Tuesday, August 18, 2009
TAFT, CA - 12JUNE09 Taft was once a speculator's boomtown, surrounded by a forest of oil wells, hotbed the state's burgeoning petroleum industry. Today it is a divided community, home to a growing farm worker population, who work in the fields of the southern San Joaquin Valley. Hundreds of families have migrated to Taft from the town of San Pablo Tijaltepec in Oaxaca, in southern Mexico. These Mixtec migrants charge that they are not treated as welcome participants in Taft's town life.
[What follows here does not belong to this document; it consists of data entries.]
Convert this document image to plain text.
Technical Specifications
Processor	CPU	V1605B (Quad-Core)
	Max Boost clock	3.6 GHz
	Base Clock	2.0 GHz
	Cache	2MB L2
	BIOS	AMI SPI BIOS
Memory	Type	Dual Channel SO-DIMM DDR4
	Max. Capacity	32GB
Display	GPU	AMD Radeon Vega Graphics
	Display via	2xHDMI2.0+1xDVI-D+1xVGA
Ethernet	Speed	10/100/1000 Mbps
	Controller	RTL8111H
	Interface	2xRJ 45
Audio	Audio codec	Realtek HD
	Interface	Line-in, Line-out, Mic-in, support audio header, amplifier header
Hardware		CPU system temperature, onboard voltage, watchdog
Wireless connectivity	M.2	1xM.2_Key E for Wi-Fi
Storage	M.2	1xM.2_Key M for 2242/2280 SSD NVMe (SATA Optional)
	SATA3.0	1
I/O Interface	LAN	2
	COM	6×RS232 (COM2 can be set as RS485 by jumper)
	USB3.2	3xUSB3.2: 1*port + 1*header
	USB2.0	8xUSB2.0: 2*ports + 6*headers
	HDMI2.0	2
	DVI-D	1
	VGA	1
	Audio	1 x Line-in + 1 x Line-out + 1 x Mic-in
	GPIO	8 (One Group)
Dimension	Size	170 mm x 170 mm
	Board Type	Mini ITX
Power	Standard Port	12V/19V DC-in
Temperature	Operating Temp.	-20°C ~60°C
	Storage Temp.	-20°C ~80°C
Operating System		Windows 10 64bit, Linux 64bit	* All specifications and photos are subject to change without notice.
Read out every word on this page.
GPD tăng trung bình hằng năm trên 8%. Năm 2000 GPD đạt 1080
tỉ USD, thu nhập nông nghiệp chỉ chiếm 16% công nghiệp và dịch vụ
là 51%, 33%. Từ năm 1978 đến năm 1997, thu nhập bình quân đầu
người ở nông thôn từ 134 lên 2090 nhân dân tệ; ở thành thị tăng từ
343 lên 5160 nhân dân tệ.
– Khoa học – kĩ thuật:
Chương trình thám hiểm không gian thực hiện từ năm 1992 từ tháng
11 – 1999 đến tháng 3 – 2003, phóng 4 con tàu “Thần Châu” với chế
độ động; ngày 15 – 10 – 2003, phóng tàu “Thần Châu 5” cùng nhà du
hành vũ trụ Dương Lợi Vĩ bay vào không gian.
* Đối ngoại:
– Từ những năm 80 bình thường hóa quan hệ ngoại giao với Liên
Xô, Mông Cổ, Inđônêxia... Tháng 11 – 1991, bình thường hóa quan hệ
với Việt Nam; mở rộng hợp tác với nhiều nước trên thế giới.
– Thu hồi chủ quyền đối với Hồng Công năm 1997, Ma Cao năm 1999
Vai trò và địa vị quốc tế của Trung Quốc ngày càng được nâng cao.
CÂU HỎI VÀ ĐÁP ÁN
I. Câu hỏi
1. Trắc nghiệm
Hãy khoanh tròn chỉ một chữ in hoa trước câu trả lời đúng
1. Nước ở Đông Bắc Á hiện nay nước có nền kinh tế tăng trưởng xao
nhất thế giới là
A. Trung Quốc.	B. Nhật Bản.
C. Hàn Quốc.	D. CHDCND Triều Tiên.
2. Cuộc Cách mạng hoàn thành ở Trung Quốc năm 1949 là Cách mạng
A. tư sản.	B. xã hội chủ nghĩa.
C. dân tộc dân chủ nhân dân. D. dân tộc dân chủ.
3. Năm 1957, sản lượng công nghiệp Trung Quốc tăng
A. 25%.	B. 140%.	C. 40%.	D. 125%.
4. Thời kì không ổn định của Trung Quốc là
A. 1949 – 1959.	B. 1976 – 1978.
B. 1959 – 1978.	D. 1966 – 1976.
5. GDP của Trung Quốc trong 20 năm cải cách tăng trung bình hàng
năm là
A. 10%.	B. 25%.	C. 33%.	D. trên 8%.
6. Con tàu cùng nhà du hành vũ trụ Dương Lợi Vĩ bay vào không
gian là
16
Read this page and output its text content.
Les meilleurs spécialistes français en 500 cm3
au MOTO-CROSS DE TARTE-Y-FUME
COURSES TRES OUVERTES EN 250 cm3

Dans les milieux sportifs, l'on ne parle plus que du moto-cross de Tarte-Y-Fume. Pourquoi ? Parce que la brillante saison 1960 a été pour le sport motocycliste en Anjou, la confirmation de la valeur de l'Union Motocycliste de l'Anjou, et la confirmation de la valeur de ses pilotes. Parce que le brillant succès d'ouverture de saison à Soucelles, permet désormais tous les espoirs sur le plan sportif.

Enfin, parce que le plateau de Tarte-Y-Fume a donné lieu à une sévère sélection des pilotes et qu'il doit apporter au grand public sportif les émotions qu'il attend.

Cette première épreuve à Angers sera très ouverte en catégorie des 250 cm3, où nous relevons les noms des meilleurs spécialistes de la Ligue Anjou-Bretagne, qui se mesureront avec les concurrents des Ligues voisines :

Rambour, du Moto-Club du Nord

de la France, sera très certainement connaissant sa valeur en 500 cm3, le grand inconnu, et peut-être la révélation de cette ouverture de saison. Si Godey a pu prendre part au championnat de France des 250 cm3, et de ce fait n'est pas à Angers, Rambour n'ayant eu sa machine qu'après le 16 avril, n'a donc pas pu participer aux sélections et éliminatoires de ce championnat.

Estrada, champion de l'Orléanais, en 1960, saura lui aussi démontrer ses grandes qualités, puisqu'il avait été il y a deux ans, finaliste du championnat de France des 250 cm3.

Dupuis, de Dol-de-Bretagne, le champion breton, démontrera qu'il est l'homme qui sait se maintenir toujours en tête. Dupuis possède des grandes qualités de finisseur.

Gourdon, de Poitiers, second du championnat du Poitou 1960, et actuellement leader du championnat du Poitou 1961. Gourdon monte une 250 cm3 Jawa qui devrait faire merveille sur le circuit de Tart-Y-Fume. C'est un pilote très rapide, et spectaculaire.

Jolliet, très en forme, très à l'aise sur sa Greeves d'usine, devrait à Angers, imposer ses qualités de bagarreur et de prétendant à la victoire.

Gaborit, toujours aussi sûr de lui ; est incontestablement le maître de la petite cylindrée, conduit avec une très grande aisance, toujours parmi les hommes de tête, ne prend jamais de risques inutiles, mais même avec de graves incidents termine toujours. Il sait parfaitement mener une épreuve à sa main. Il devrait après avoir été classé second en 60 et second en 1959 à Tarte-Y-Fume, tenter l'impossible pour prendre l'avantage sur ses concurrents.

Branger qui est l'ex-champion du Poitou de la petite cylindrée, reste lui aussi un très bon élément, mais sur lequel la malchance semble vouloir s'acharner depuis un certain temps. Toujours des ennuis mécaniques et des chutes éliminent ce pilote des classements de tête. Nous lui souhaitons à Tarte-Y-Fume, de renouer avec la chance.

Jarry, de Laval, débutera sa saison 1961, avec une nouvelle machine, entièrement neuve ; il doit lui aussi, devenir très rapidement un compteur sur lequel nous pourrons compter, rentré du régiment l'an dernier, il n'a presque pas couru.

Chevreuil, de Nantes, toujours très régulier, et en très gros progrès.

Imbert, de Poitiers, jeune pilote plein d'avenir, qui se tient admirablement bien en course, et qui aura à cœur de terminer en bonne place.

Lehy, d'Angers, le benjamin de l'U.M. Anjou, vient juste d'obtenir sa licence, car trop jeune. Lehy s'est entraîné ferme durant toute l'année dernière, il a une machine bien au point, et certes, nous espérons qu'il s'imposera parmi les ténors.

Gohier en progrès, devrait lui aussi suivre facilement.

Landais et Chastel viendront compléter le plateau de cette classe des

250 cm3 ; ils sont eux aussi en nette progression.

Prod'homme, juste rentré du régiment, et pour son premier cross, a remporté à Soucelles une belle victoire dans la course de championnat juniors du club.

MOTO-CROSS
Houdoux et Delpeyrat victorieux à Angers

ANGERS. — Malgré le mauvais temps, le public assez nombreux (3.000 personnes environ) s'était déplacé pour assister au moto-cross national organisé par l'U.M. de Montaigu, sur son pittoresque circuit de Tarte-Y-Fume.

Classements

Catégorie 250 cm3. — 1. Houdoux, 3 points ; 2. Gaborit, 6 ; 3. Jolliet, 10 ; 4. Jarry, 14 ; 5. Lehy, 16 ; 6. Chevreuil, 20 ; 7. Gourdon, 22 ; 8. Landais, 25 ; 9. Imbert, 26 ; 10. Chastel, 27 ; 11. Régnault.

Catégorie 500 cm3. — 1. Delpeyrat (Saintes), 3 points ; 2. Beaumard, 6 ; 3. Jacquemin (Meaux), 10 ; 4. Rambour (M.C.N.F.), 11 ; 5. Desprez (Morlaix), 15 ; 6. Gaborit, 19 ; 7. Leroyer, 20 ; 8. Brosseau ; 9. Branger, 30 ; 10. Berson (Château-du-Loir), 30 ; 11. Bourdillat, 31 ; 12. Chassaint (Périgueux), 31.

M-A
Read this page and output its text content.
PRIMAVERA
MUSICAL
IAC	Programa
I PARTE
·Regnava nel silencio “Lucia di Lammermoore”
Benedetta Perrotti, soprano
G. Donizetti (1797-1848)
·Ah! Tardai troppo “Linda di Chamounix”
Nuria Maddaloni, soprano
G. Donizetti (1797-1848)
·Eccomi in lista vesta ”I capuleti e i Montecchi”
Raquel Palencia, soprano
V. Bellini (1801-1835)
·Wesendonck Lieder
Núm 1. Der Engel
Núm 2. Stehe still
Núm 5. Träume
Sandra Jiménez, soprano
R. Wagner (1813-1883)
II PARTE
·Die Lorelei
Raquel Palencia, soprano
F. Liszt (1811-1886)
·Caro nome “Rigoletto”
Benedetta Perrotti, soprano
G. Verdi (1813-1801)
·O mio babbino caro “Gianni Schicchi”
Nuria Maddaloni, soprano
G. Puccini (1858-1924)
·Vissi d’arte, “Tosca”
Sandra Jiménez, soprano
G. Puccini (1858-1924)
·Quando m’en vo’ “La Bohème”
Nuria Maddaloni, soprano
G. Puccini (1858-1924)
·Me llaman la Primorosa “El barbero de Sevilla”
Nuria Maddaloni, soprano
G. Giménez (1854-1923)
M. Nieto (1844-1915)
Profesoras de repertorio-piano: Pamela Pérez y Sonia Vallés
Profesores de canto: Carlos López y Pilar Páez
Meanwhile, families try to preserve the indigenous Mixtec culture they've brought with them, while working and sending money home to those who depend on remittances from the north to survive.
Mariana Garcia rests in the arms of her uncle, Calixto Garcia.
Juana Gonzalez Silva and Antonia Cruz Silva make panels for shirts and blouses, using the unique embroidery style of their hometown, sitting on the curb of the street outside the apartment house where they live.
Luisa Bautista dresses up her two daughters, Julia Jasmin Lopez and Luz Esbeidy Lopez, in the unique embroidery style of San Pablo Tijaltepec.
Gregoria Cruz holds her daughter, Litzi Margarita Lopez, between her father, Esteban Lopez and her cousin, Jose Silva.
Soledad Lopez, carrying her baby Mariflor Silva on her back, heats up tortillas to eat with chile for dinner, after coming home from work.
Maria Morales stands at the door of the apartment where she lives with her family, coming home from work.
Francisca Santiago Bautista dresses in the embroidered blouse that is the unique to her hometown.
Adelina Lopez holds her son Jorge Bautista in the sling she uses to carry him.